La chute est brutale. Ce jeudi 19 février, la justice a tranché dans une affaire qui secouait le rap français depuis plusieurs années. Le rappeur Naps a été condamné à sept ans de prison ferme pour viol par la cour criminelle de Paris, avec mandat de dépôt. Un verdict lourd, immédiat, et un tournant judiciaire et médiatique majeur.
Un verdict attendu, une décision sans appel
Après plusieurs jours d’audience, la cour criminelle de Paris a rendu sa décision. Naps, de son vrai nom Nabil Boukhobza, a été reconnu coupable de viol. Les faits remontant à la nuit du 30 septembre au 1er octobre 2021. Les faits se seraient déroulés dans un hôtel parisien, après une soirée, alors que la plaignante, âgée de 20 ans à l’époque, s’était endormie.
Les juges ont estimé que la jeune femme n’avait pas consenti à la relation sexuelle. Son récit, jugé constant et cohérent tout au long de l’enquête et du procès, a pesé lourd dans la balance. La défense du rappeur, qui a toujours nié les accusations en évoquant une relation consentie, n’a pas convaincu la cour.
Mandat de dépôt et incarcération immédiate
La peine prononcée s’accompagne d’un mandat de dépôt. En clair, Naps a été incarcéré immédiatement à l’issue du verdict. Une image forte, presque irréelle pour un artiste habitué aux scènes bondées, aux refrains repris en chœur et aux tubes estivaux.
Dans la salle d’audience, l’émotion était palpable. Selon plusieurs journalistes présents, la victime a laissé éclater ses larmes après l’énoncé de la décision, tandis que le rappeur est apparu fermé, abattu, prenant brièvement sa femme dans ses bras avant d’être emmené.
Pourquoi la peine est aussi lourde ?
Le viol est un crime en droit français, passible de quinze ans de réclusion criminelle. Si la peine maximale n’a pas été retenue, les sept ans de prison ferme prononcés restent significatifs. La cour a notamment retenu l’absence de consentement, le contexte de vulnérabilité de la plaignante et la crédibilité de son témoignage.
Les débats ont également porté sur des éléments matériels versés au dossier, ainsi que sur la notion de “viol par surprise”, reconnue lorsque la victime est dans l’incapacité d’exprimer un refus, notamment parce qu’elle dormait.
Une carrière brutalement stoppée net
Ce verdict marque un coup d’arrêt violent dans la trajectoire de Naps. De La Kiffance aux scènes de festivals, le rappeur incarnait un rap solaire, populaire, taillé pour l’été. Depuis plusieurs mois déjà, ses apparitions publiques se faisaient plus rares, l’ombre judiciaire planant sur sa carrière.
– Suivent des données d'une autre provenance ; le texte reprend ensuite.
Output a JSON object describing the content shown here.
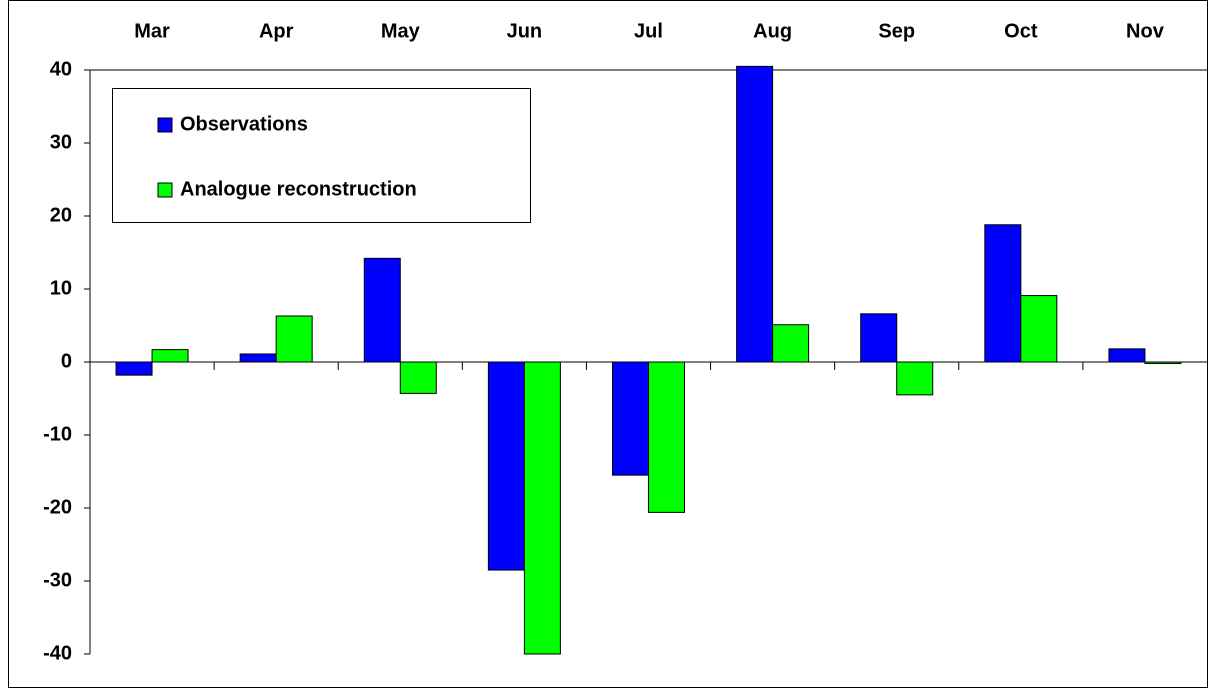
{
  "chart_data": {
    "type": "bar",
    "categories": [
      "Mar",
      "Apr",
      "May",
      "Jun",
      "Jul",
      "Aug",
      "Sep",
      "Oct",
      "Nov"
    ],
    "series": [
      {
        "name": "Observations",
        "color": "#0000ff",
        "values": [
          -1.8,
          1.1,
          14.2,
          -28.5,
          -15.5,
          40.5,
          6.6,
          18.8,
          1.8
        ]
      },
      {
        "name": "Analogue reconstruction",
        "color": "#00ff00",
        "values": [
          1.7,
          6.3,
          -4.3,
          -40,
          -20.6,
          5.1,
          -4.5,
          9.1,
          -0.2
        ]
      }
    ],
    "ylim": [
      -40,
      40
    ],
    "yticks": [
      -40,
      -30,
      -20,
      -10,
      0,
      10,
      20,
      30,
      40
    ],
    "grid": false,
    "legend": "upper left"
  }
}
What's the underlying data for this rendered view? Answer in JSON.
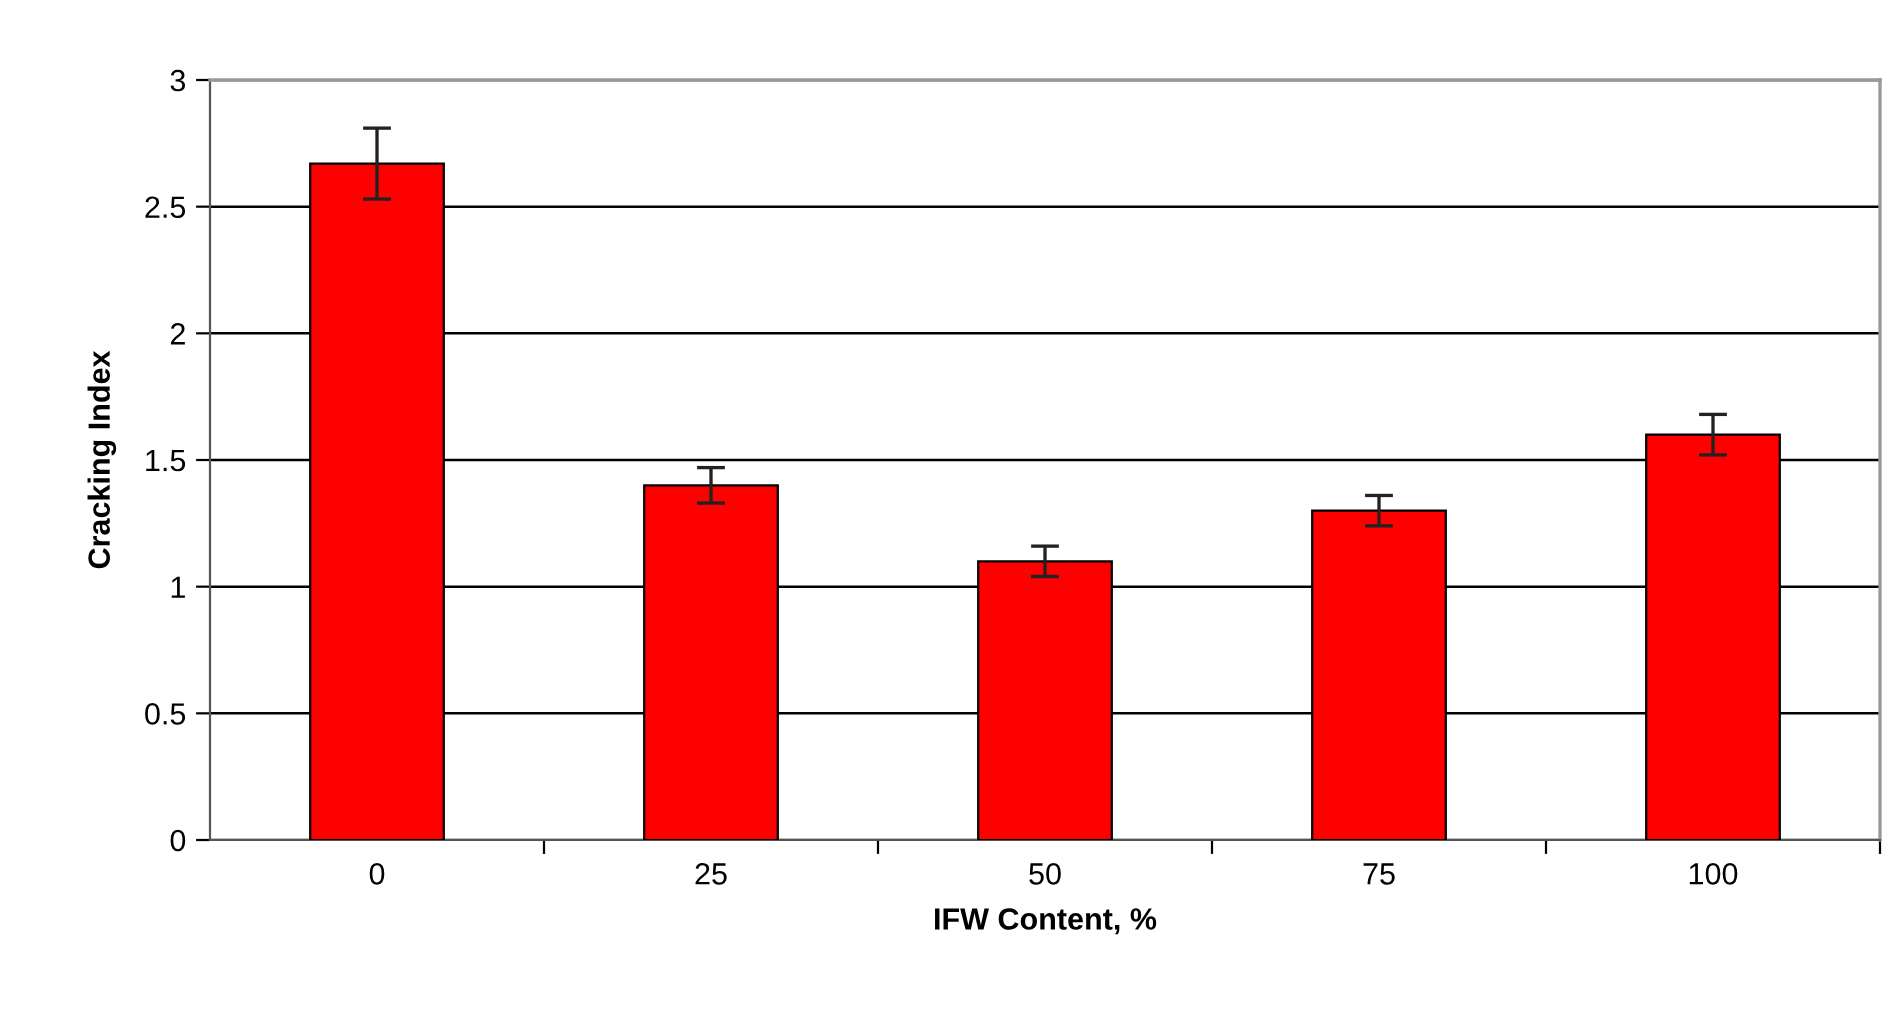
{
  "chart_data": {
    "type": "bar",
    "xlabel": "IFW Content, %",
    "ylabel": "Cracking Index",
    "categories": [
      "0",
      "25",
      "50",
      "75",
      "100"
    ],
    "values": [
      2.67,
      1.4,
      1.1,
      1.3,
      1.6
    ],
    "errors": [
      0.14,
      0.07,
      0.06,
      0.06,
      0.08
    ],
    "color": "#ff0000",
    "ylim": [
      0,
      3
    ],
    "yticks": [
      0,
      0.5,
      1,
      1.5,
      2,
      2.5,
      3
    ],
    "grid": "y",
    "legend": false
  }
}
Avec cette condamnation et une incarcération immédiate, l’avenir artistique de l’artiste est désormais totalement incertain. Streaming, collaborations, concerts, tout est à l’arrêt. Le rap français, lui, encaisse le choc.
Une autre affaire toujours en cours dans le Var
Ce procès parisien n’est pas le seul dossier judiciaire concernant le rappeur. Naps est également mis en examen dans une autre affaire ouverte dans le Var en 2024, après des plaintes de trois femmes pour agressions sexuelles et viols. Cette procédure suit son propre calendrier et n’a pas été jugée à ce stade.
Mais dans l’opinion publique, les deux affaires se télescopent, renforçant le malaise autour de l’artiste et alimentant un débat plus large sur les violences sexuelles, la parole des victimes et la responsabilité des figures publiques.
La décision rendue ce 19 février pourrait bien marquer un avant et un après, autant pour la carrière du rappeur que pour la manière dont ces affaires sont perçues et jugées.